In terms of the Municipal Systems Finance Act, the council is obliged to provide feedback to residents’ complaints, and this is not being done.
Residents and ward councillors were simply being ignored by the town planning department, she said.
Rob Crawford of the local community policing forum said there had been no prosecutions or demolitions, or visible signs of action to discourage the lawlessness.
“Some of our complaints go back five years. No one cuts illegal connections. People add rooms as they please, causing overcrowding and health issues.”
Councillor Carlo da Rochas, whose ward comprises parts of Bez Valley, Kensington, Bertrams and Observatory, said entire “villages” were springing up in backyards in his ward.

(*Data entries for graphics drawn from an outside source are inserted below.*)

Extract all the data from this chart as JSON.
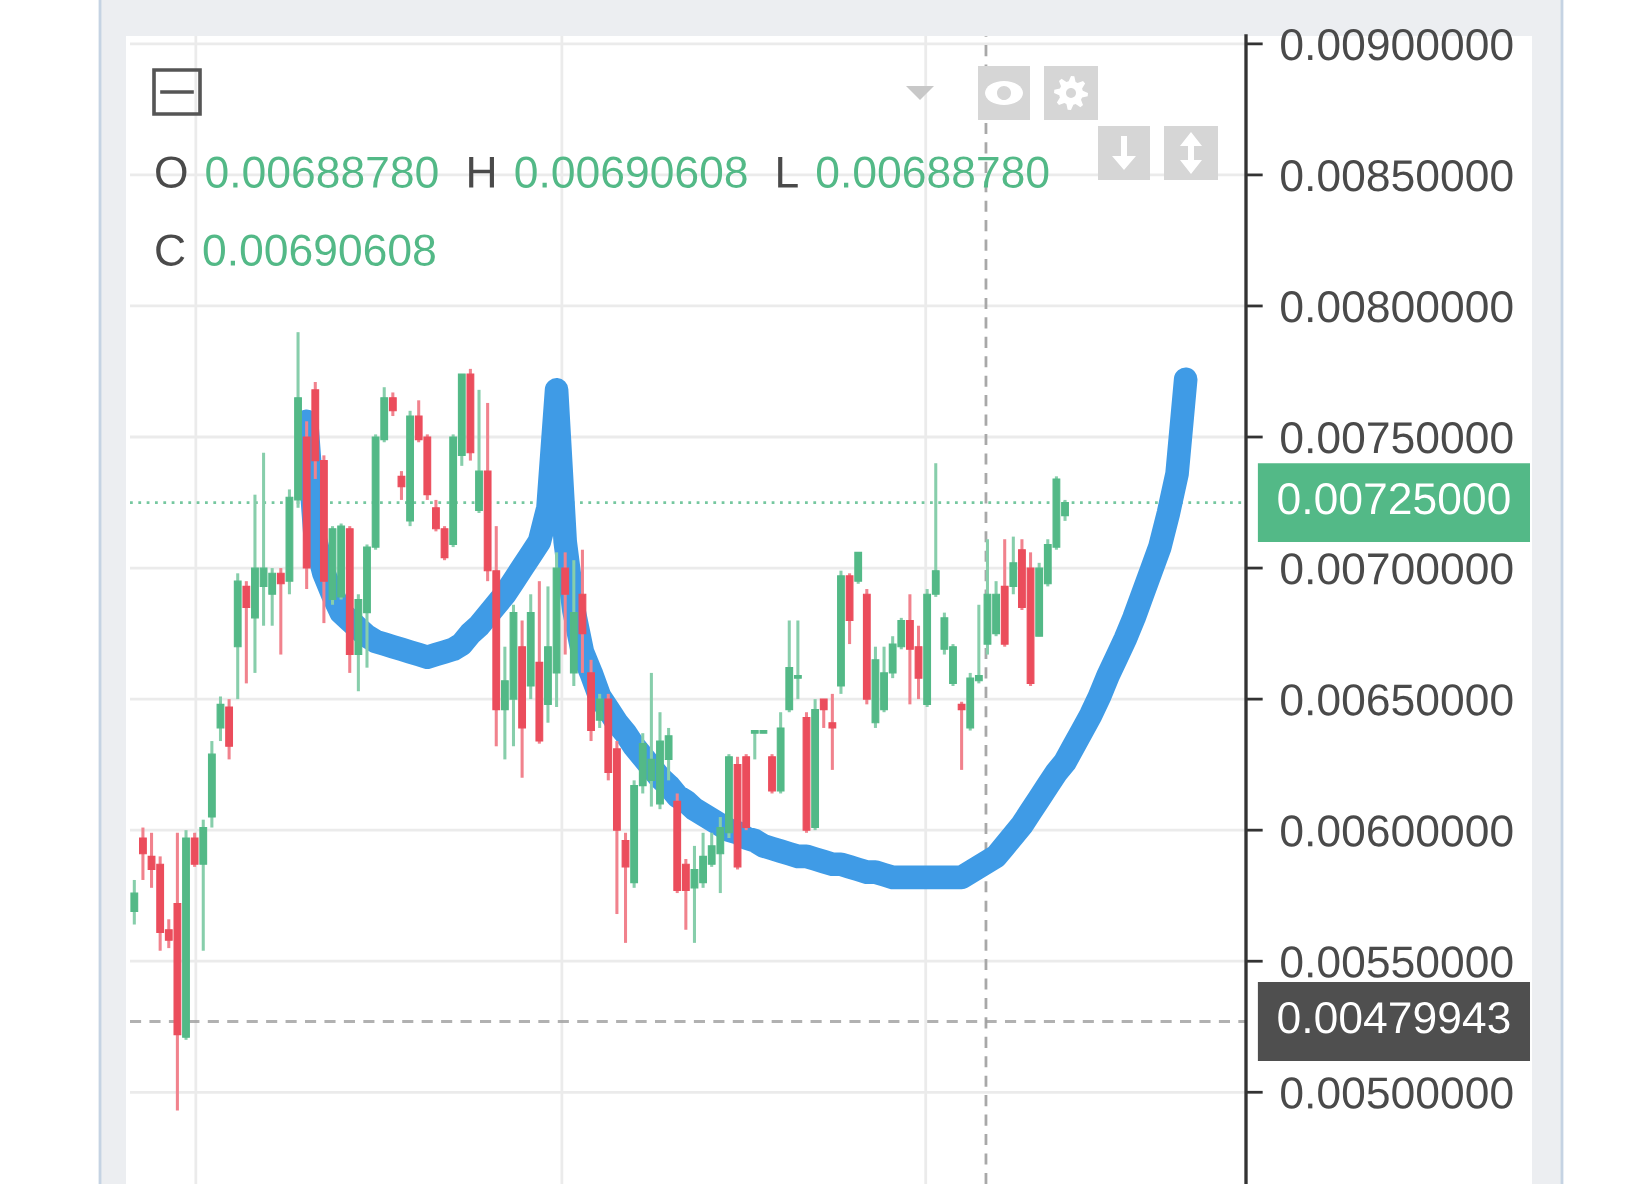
{
  "chart_data": {
    "type": "candlestick",
    "categories": [
      null,
      null,
      null,
      null,
      null,
      null,
      null,
      null,
      null,
      null,
      null,
      null,
      null,
      null,
      null,
      null,
      null,
      null,
      null,
      null,
      null,
      null,
      null,
      null,
      null,
      null,
      null,
      null,
      null,
      null,
      null,
      null,
      null,
      null,
      null,
      null,
      null,
      null,
      null,
      null,
      null,
      null,
      null,
      null,
      null,
      null,
      null,
      null,
      null,
      null,
      null,
      null,
      null,
      null,
      null,
      null,
      null,
      null,
      null,
      null,
      null,
      null,
      null,
      null,
      null,
      null,
      null,
      null,
      null,
      null,
      null,
      null,
      null,
      null,
      null,
      null,
      null,
      null,
      null,
      null,
      null,
      null,
      null,
      null,
      null,
      null,
      null,
      null,
      null,
      null,
      null,
      null,
      null,
      null,
      null,
      null,
      null,
      null,
      null,
      null,
      null,
      null,
      null,
      null,
      null,
      null,
      null,
      null,
      null,
      null,
      null,
      null,
      null,
      null,
      null,
      null,
      null,
      null,
      null,
      null,
      null,
      null,
      null
    ],
    "ohlc": [
      [
        0.00569,
        0.00581,
        0.00564,
        0.00576
      ],
      [
        0.00597,
        0.00601,
        0.00581,
        0.00591
      ],
      [
        0.0059,
        0.00599,
        0.00578,
        0.00585
      ],
      [
        0.00587,
        0.0059,
        0.00554,
        0.00561
      ],
      [
        0.00562,
        0.00566,
        0.00555,
        0.00558
      ],
      [
        0.00572,
        0.00599,
        0.00493,
        0.00522
      ],
      [
        0.00521,
        0.006,
        0.0052,
        0.00597
      ],
      [
        0.00597,
        0.00599,
        0.00586,
        0.00587
      ],
      [
        0.00587,
        0.00604,
        0.00554,
        0.00601
      ],
      [
        0.00605,
        0.00634,
        0.00601,
        0.00629
      ],
      [
        0.00639,
        0.00651,
        0.00634,
        0.00648
      ],
      [
        0.00647,
        0.0065,
        0.00627,
        0.00632
      ],
      [
        0.0067,
        0.00698,
        0.0065,
        0.00695
      ],
      [
        0.00693,
        0.00695,
        0.00656,
        0.00685
      ],
      [
        0.00681,
        0.00728,
        0.0066,
        0.007
      ],
      [
        0.00693,
        0.00744,
        0.00678,
        0.007
      ],
      [
        0.0069,
        0.007,
        0.00678,
        0.00698
      ],
      [
        0.00698,
        0.007,
        0.00667,
        0.00694
      ],
      [
        0.00695,
        0.0073,
        0.0069,
        0.00727
      ],
      [
        0.00726,
        0.0079,
        0.00723,
        0.00765
      ],
      [
        0.0075,
        0.00756,
        0.00692,
        0.007
      ],
      [
        0.00768,
        0.00771,
        0.00734,
        0.00741
      ],
      [
        0.00741,
        0.00743,
        0.00679,
        0.00695
      ],
      [
        0.00688,
        0.00716,
        0.00686,
        0.00715
      ],
      [
        0.00689,
        0.00717,
        0.00688,
        0.00716
      ],
      [
        0.00715,
        0.00716,
        0.0066,
        0.00667
      ],
      [
        0.00667,
        0.0069,
        0.00653,
        0.00688
      ],
      [
        0.00683,
        0.00709,
        0.00662,
        0.00708
      ],
      [
        0.00708,
        0.00751,
        0.00707,
        0.0075
      ],
      [
        0.00749,
        0.00769,
        0.00748,
        0.00765
      ],
      [
        0.00765,
        0.00767,
        0.00758,
        0.0076
      ],
      [
        0.00735,
        0.00737,
        0.00726,
        0.00731
      ],
      [
        0.00718,
        0.0076,
        0.00716,
        0.00758
      ],
      [
        0.00758,
        0.00764,
        0.00748,
        0.00749
      ],
      [
        0.0075,
        0.00751,
        0.00726,
        0.00728
      ],
      [
        0.00723,
        0.00726,
        0.00714,
        0.00715
      ],
      [
        0.00715,
        0.00716,
        0.00703,
        0.00704
      ],
      [
        0.00709,
        0.00751,
        0.00708,
        0.0075
      ],
      [
        0.00743,
        0.00774,
        0.00739,
        0.00774
      ],
      [
        0.00774,
        0.00776,
        0.00741,
        0.00744
      ],
      [
        0.00722,
        0.00768,
        0.00721,
        0.00737
      ],
      [
        0.00737,
        0.00763,
        0.00695,
        0.00699
      ],
      [
        0.00699,
        0.00716,
        0.00632,
        0.00646
      ],
      [
        0.00646,
        0.0067,
        0.00627,
        0.00657
      ],
      [
        0.0065,
        0.00686,
        0.00632,
        0.00683
      ],
      [
        0.0067,
        0.0068,
        0.0062,
        0.00639
      ],
      [
        0.00655,
        0.0069,
        0.0065,
        0.00683
      ],
      [
        0.00664,
        0.00695,
        0.00633,
        0.00634
      ],
      [
        0.00648,
        0.00693,
        0.00641,
        0.0067
      ],
      [
        0.0066,
        0.00706,
        0.00647,
        0.007
      ],
      [
        0.007,
        0.00706,
        0.00667,
        0.0069
      ],
      [
        0.0066,
        0.00703,
        0.00655,
        0.00683
      ],
      [
        0.0069,
        0.00707,
        0.0066,
        0.00675
      ],
      [
        0.0066,
        0.00665,
        0.00634,
        0.00638
      ],
      [
        0.00642,
        0.00652,
        0.00639,
        0.0065
      ],
      [
        0.0065,
        0.00652,
        0.00619,
        0.00622
      ],
      [
        0.00631,
        0.00634,
        0.00568,
        0.006
      ],
      [
        0.00596,
        0.00599,
        0.00557,
        0.00586
      ],
      [
        0.0058,
        0.00619,
        0.00578,
        0.00617
      ],
      [
        0.00617,
        0.00637,
        0.00614,
        0.00633
      ],
      [
        0.00619,
        0.0066,
        0.00609,
        0.00627
      ],
      [
        0.0061,
        0.00645,
        0.00608,
        0.00634
      ],
      [
        0.00627,
        0.00639,
        0.00619,
        0.00636
      ],
      [
        0.00611,
        0.00614,
        0.00576,
        0.00577
      ],
      [
        0.00587,
        0.00589,
        0.00562,
        0.00577
      ],
      [
        0.00578,
        0.00594,
        0.00557,
        0.00585
      ],
      [
        0.0058,
        0.00599,
        0.00578,
        0.0059
      ],
      [
        0.00587,
        0.00599,
        0.00586,
        0.00594
      ],
      [
        0.00591,
        0.00605,
        0.00576,
        0.00601
      ],
      [
        0.00599,
        0.00629,
        0.00597,
        0.00628
      ],
      [
        0.00625,
        0.00628,
        0.00585,
        0.00586
      ],
      [
        0.00628,
        0.00629,
        0.006,
        0.00601
      ],
      [
        0.00637,
        0.00638,
        0.00627,
        0.00638
      ],
      [
        0.00637,
        0.00638,
        0.00637,
        0.00638
      ],
      [
        0.00628,
        0.00629,
        0.00614,
        0.00615
      ],
      [
        0.00615,
        0.00645,
        0.00614,
        0.00639
      ],
      [
        0.00646,
        0.0068,
        0.00645,
        0.00662
      ],
      [
        0.00658,
        0.0068,
        0.0065,
        0.00659
      ],
      [
        0.00643,
        0.00645,
        0.00599,
        0.006
      ],
      [
        0.00601,
        0.0065,
        0.006,
        0.00646
      ],
      [
        0.0065,
        0.0065,
        0.00639,
        0.00646
      ],
      [
        0.00641,
        0.00652,
        0.00623,
        0.00639
      ],
      [
        0.00655,
        0.00699,
        0.00652,
        0.00697
      ],
      [
        0.00697,
        0.00698,
        0.00671,
        0.0068
      ],
      [
        0.00695,
        0.00706,
        0.00694,
        0.00706
      ],
      [
        0.0069,
        0.00692,
        0.00648,
        0.0065
      ],
      [
        0.00641,
        0.0067,
        0.00639,
        0.00665
      ],
      [
        0.00646,
        0.0067,
        0.00645,
        0.0066
      ],
      [
        0.0066,
        0.00674,
        0.00658,
        0.00671
      ],
      [
        0.0067,
        0.00681,
        0.00669,
        0.0068
      ],
      [
        0.0068,
        0.0069,
        0.00648,
        0.00669
      ],
      [
        0.0067,
        0.00678,
        0.0065,
        0.00658
      ],
      [
        0.00648,
        0.00692,
        0.00647,
        0.0069
      ],
      [
        0.0069,
        0.0074,
        0.00689,
        0.00699
      ],
      [
        0.00669,
        0.00683,
        0.00667,
        0.00681
      ],
      [
        0.00656,
        0.00671,
        0.00655,
        0.0067
      ],
      [
        0.00648,
        0.00649,
        0.00623,
        0.00646
      ],
      [
        0.00639,
        0.0066,
        0.00638,
        0.00658
      ],
      [
        0.00657,
        0.00686,
        0.00656,
        0.00659
      ],
      [
        0.00671,
        0.00711,
        0.00667,
        0.0069
      ],
      [
        0.00675,
        0.00695,
        0.00674,
        0.0069
      ],
      [
        0.00693,
        0.00711,
        0.0067,
        0.00671
      ],
      [
        0.00693,
        0.00712,
        0.0069,
        0.00702
      ],
      [
        0.00707,
        0.00711,
        0.00684,
        0.00685
      ],
      [
        0.007,
        0.00706,
        0.00655,
        0.00656
      ],
      [
        0.00674,
        0.00702,
        0.00674,
        0.007
      ],
      [
        0.00694,
        0.00711,
        0.00693,
        0.00709
      ],
      [
        0.00708,
        0.00735,
        0.00707,
        0.00734
      ],
      [
        0.0072,
        0.00726,
        0.00718,
        0.00725
      ],
      null,
      null,
      null,
      null,
      null,
      null,
      null,
      null,
      null,
      null,
      null,
      null,
      null,
      null
    ],
    "colors": [
      "#53b987",
      "#eb4d5c",
      "#eb4d5c",
      "#eb4d5c",
      "#eb4d5c",
      "#eb4d5c",
      "#53b987",
      "#eb4d5c",
      "#53b987",
      "#53b987",
      "#53b987",
      "#eb4d5c",
      "#53b987",
      "#eb4d5c",
      "#53b987",
      "#53b987",
      "#53b987",
      "#eb4d5c",
      "#53b987",
      "#53b987",
      "#eb4d5c",
      "#eb4d5c",
      "#eb4d5c",
      "#53b987",
      "#53b987",
      "#eb4d5c",
      "#53b987",
      "#53b987",
      "#53b987",
      "#53b987",
      "#eb4d5c",
      "#eb4d5c",
      "#53b987",
      "#eb4d5c",
      "#eb4d5c",
      "#eb4d5c",
      "#eb4d5c",
      "#53b987",
      "#53b987",
      "#eb4d5c",
      "#53b987",
      "#eb4d5c",
      "#eb4d5c",
      "#53b987",
      "#53b987",
      "#eb4d5c",
      "#53b987",
      "#eb4d5c",
      "#53b987",
      "#53b987",
      "#eb4d5c",
      "#53b987",
      "#eb4d5c",
      "#eb4d5c",
      "#53b987",
      "#eb4d5c",
      "#eb4d5c",
      "#eb4d5c",
      "#53b987",
      "#53b987",
      "#53b987",
      "#53b987",
      "#53b987",
      "#eb4d5c",
      "#eb4d5c",
      "#53b987",
      "#53b987",
      "#53b987",
      "#53b987",
      "#53b987",
      "#eb4d5c",
      "#eb4d5c",
      "#53b987",
      "#53b987",
      "#eb4d5c",
      "#53b987",
      "#53b987",
      "#53b987",
      "#eb4d5c",
      "#53b987",
      "#eb4d5c",
      "#eb4d5c",
      "#53b987",
      "#eb4d5c",
      "#53b987",
      "#eb4d5c",
      "#53b987",
      "#53b987",
      "#53b987",
      "#53b987",
      "#eb4d5c",
      "#eb4d5c",
      "#53b987",
      "#53b987",
      "#53b987",
      "#53b987",
      "#eb4d5c",
      "#53b987",
      "#53b987",
      "#53b987",
      "#53b987",
      "#eb4d5c",
      "#53b987",
      "#eb4d5c",
      "#eb4d5c",
      "#53b987",
      "#53b987",
      "#53b987",
      "#53b987",
      null,
      null,
      null,
      null,
      null,
      null,
      null,
      null,
      null,
      null,
      null,
      null,
      null,
      null
    ],
    "series": [
      {
        "type": "line",
        "color": "#3f9be6",
        "values": [
          null,
          null,
          null,
          null,
          null,
          null,
          null,
          null,
          null,
          null,
          null,
          null,
          null,
          null,
          null,
          null,
          null,
          null,
          null,
          null,
          0.00756,
          0.00711,
          0.00698,
          0.0069,
          0.00683,
          0.0068,
          0.00677,
          0.00674,
          0.00672,
          0.00671,
          0.0067,
          0.00669,
          0.00668,
          0.00667,
          0.00666,
          0.00667,
          0.00668,
          0.00669,
          0.00671,
          0.00675,
          0.00678,
          0.00682,
          0.00686,
          0.0069,
          0.00695,
          0.007,
          0.00705,
          0.0071,
          0.00723,
          0.00768,
          0.0071,
          0.00684,
          0.00668,
          0.0066,
          0.00651,
          0.00646,
          0.00641,
          0.00637,
          0.00632,
          0.00628,
          0.00624,
          0.0062,
          0.00617,
          0.00613,
          0.00611,
          0.00608,
          0.00606,
          0.00604,
          0.00602,
          0.006,
          0.00599,
          0.00597,
          0.00596,
          0.00594,
          0.00593,
          0.00592,
          0.00591,
          0.0059,
          0.0059,
          0.00589,
          0.00588,
          0.00587,
          0.00587,
          0.00586,
          0.00585,
          0.00584,
          0.00584,
          0.00583,
          0.00582,
          0.00582,
          0.00582,
          0.00582,
          0.00582,
          0.00582,
          0.00582,
          0.00582,
          0.00582,
          0.00584,
          0.00586,
          0.00588,
          0.0059,
          0.00594,
          0.00598,
          0.00602,
          0.00607,
          0.00612,
          0.00617,
          0.00622,
          0.00626,
          0.00632,
          0.00638,
          0.00644,
          0.00651,
          0.00659,
          0.00666,
          0.00673,
          0.00681,
          0.0069,
          0.00699,
          0.00708,
          0.00721,
          0.00736,
          0.00772
        ]
      }
    ],
    "ylim": [
      0.00465,
      0.00903
    ],
    "yticks": [
      {
        "value": 0.005,
        "label": "0.00500000"
      },
      {
        "value": 0.0055,
        "label": "0.00550000"
      },
      {
        "value": 0.006,
        "label": "0.00600000"
      },
      {
        "value": 0.0065,
        "label": "0.00650000"
      },
      {
        "value": 0.007,
        "label": "0.00700000"
      },
      {
        "value": 0.0075,
        "label": "0.00750000"
      },
      {
        "value": 0.008,
        "label": "0.00800000"
      },
      {
        "value": 0.0085,
        "label": "0.00850000"
      },
      {
        "value": 0.009,
        "label": "0.00900000"
      }
    ],
    "grid": "y",
    "tick_labels": "y",
    "ref_lines": [
      {
        "axis": "y",
        "value": 0.00725,
        "label": "0.00725000",
        "color": "#53b987",
        "line_style": "dotted"
      },
      {
        "axis": "y",
        "value": 0.00527,
        "color": "#9e9e9e",
        "line_style": "dashed"
      }
    ],
    "annotations": [
      "O 0.00688780",
      "H 0.00690608",
      "L 0.00688780",
      "C 0.00690608",
      "0.00479943"
    ]
  }
}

“I send photos, reports and e-mails almost on (a) daily basis to the town planning department and no one even responds. Town planning has lost control over our wards. I have illegal businesses in almost every block in my ward. Neighbours are losing money in their investments and the council, therefore, loses out on revenue.”
Ronaldo Sorban of the Observatory Residents’ Association said the blight was spreading to his area as well, and again, no one was listening to complaints.
“The rot has to stop,” he said.
Greeff said positive things had been achieved in Cyrildene. A survey had been conducted and out of 85 properties visited, 32 transgressions had been found, 27 of which were illegal accommodation establishments. Twenty two had been handed over to attorneys for legal action, and two court orders were ready to be issued.
“The by-laws are not tough enough and the city has not been proactive enough. Even when we are alerted immediately at the start of building operations, and we issue stop orders, we are ignored, and once they have put a roof on the structure... we can no longer evict as the high court has ruled that we then have to find the occupants alternative accommodation,” she said.
City mayor Parks Tau had now asked her to put together a new task team to specifically address this issue, she said.
“We are looking at solutions which will include immediate demolition by JMPD, transferring the matter from the high court to the magistrate’s courts, re-introducing fines, and involving the SAPS and laying of criminal charges,” she said.